Not all supernatural manifestations or incidents in LotR are of Sauron, any more than are Bibical miracles workings of Satan. Angels have appeared to men, as happened to the prophets and Mary and the apostles - clear manifestations of holiness – and sometimes, they came disguised as mortals. (Hebrews 13:2)

The reason that scripture tells us to avoid sorcery and witchcraft is not because supernatural power is inherently evil. It’s because God hasn’t granted to us – mankind – any such powers. Angels do have powers that we see as supernatural – though no doubt the angels themselves think their powers rather commonplace and perfectly natural for the dimension they inhabit.

But in our dimension, the only way we humans can tap the supernatural is through either the Divine Power - through prayer and miracles - or through the darkened power of Satan/Sauron. We are told to seek the former and shun the latter.

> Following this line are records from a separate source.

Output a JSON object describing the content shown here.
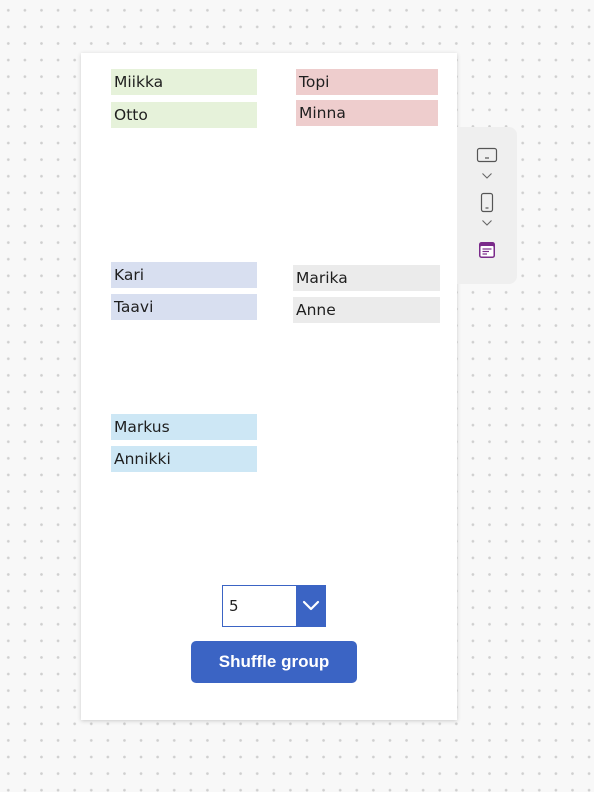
{
  "groups": [
    {
      "members": [
        "Miikka",
        "Otto"
      ],
      "color": "#e6f2da"
    },
    {
      "members": [
        "Topi",
        "Minna"
      ],
      "color": "#eecdcd"
    },
    {
      "members": [
        "Kari",
        "Taavi"
      ],
      "color": "#d8dff0"
    },
    {
      "members": [
        "Marika",
        "Anne"
      ],
      "color": "#ebebeb"
    },
    {
      "members": [
        "Markus",
        "Annikki"
      ],
      "color": "#cde7f5"
    }
  ],
  "group_count_dropdown": {
    "selected": "5"
  },
  "shuffle_button": {
    "label": "Shuffle group"
  },
  "side_toolbar": {
    "items": [
      {
        "icon": "tablet-layout-icon"
      },
      {
        "icon": "chevron-down-icon"
      },
      {
        "icon": "phone-layout-icon"
      },
      {
        "icon": "chevron-down-icon"
      },
      {
        "icon": "form-layout-icon"
      }
    ]
  },
  "colors": {
    "accent": "#3b64c4",
    "form_icon": "#7a2a8a"
  }
}
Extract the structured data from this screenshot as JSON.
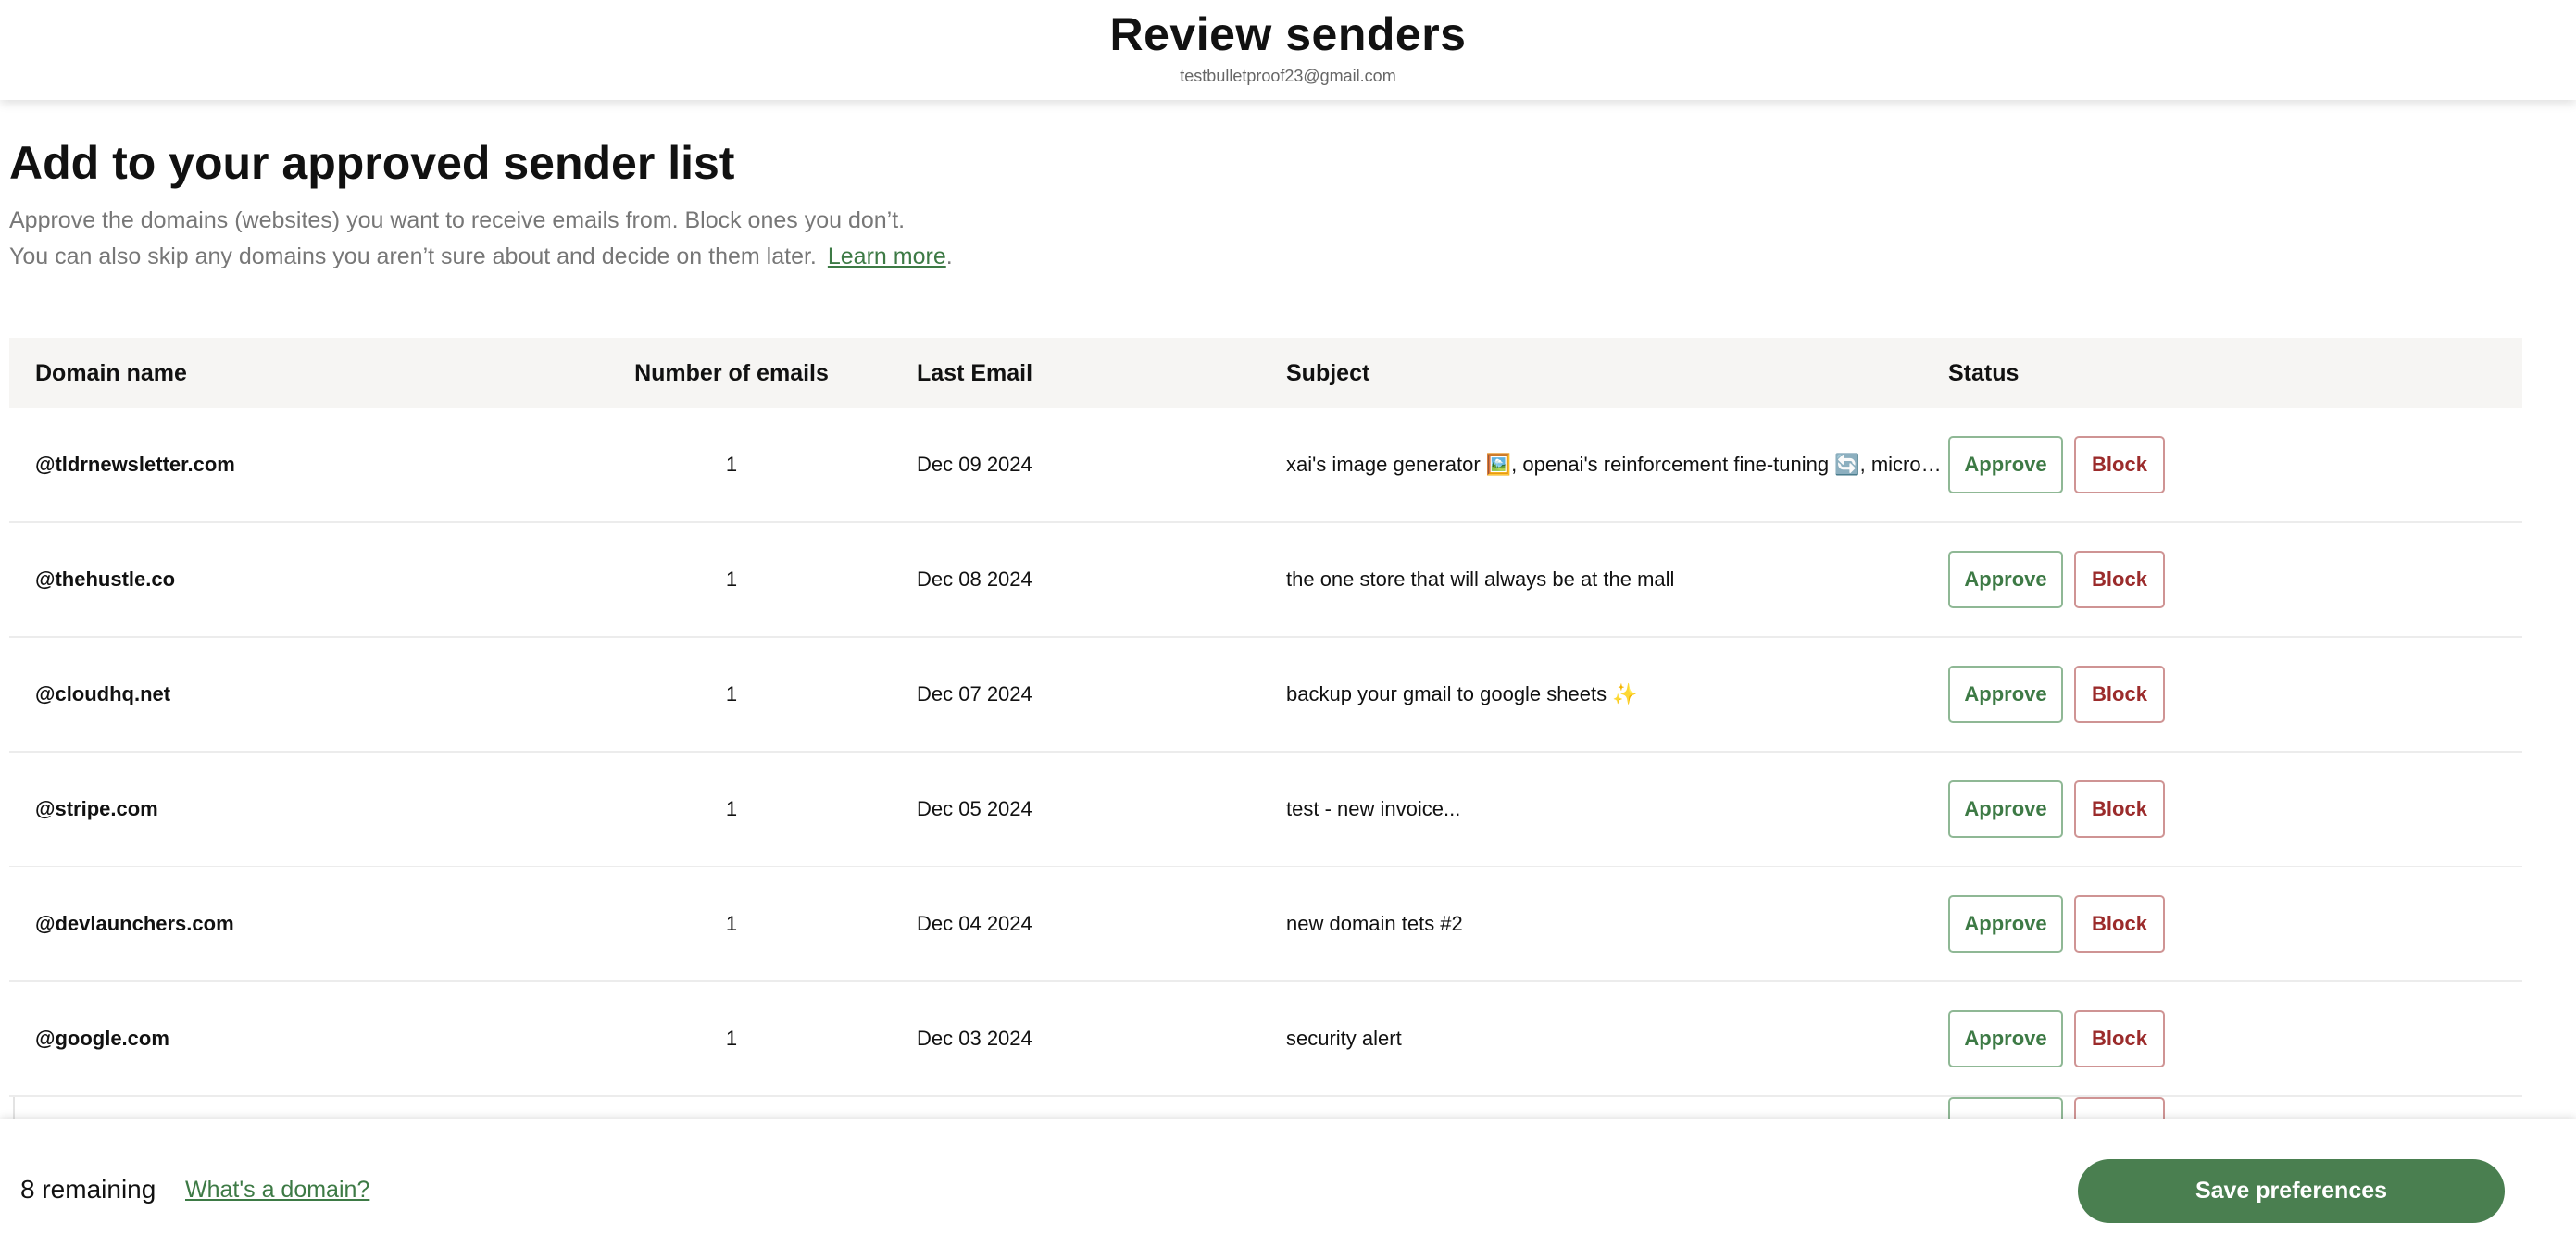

If we try to take supernatural powers for ourselves, we will end up subject to Satan, to the aforementioned principalities and powers. If we turn to Jesus Christ for supernatural help, which is what we do every time we pray, miracles can happen. (John 14:12 “He that believeth on me, the works that I do shall he do also; and greater works than these shall he do…”)

The power that Sauron would wield through the Ring is a perversion, just as is the power that Satan/Lucifer still has. Like Satan’s, neither Sauron’s 'magic’ nor that of Melkor was evil in the beginning; they darkened and twisted their divinely-granted gifts of their own free will, corrupting their inherent ‘magical’ capacities to glorify themselves instead of Eru and to attempt to take to themselves the absolute mastery that they desired.

Some have objected to the “Paths of the Dead” sequence in LotR (in which Aragorn demands the allegiance of an army of ghosts) because they see it as a form of necromancy. I have two arguments against this.

The first is that Tolkien always treats necromancy as evil and something that is forbidden. For instance, one of Sauron’s titles is “The Necromancer.” It is he who enslaved and controls the Ringwraiths, the Nazgul, who were once kings of men.

Secondly, Aragorn doesn’t “call up” the Dead in any occultic sense; rather, he invades their territory, a place where they already have dominion. Any other mortal venturing there dies. Only Aragorn – the Heir of Elendil and Isildur, the Returning King – has the power to command these ghosts. In a sense, he is performing an exorcism, ridding a mountain pass of the spirits that haunt it with their restless malice.

Aragorn is a type of Christ. All power in heaven and earth is given to Christ: he alone among men has the authority to command angels, demons or the souls of other men. “Why should it be thought a thing incredible with you, that God should raise the dead?” Now, granted, that scripture is referring to a resurrection to life, but the principle is the same. Why should it be thought a thing offensive to us that a character symbolic of Christ has the authority to compel the dead to do his will?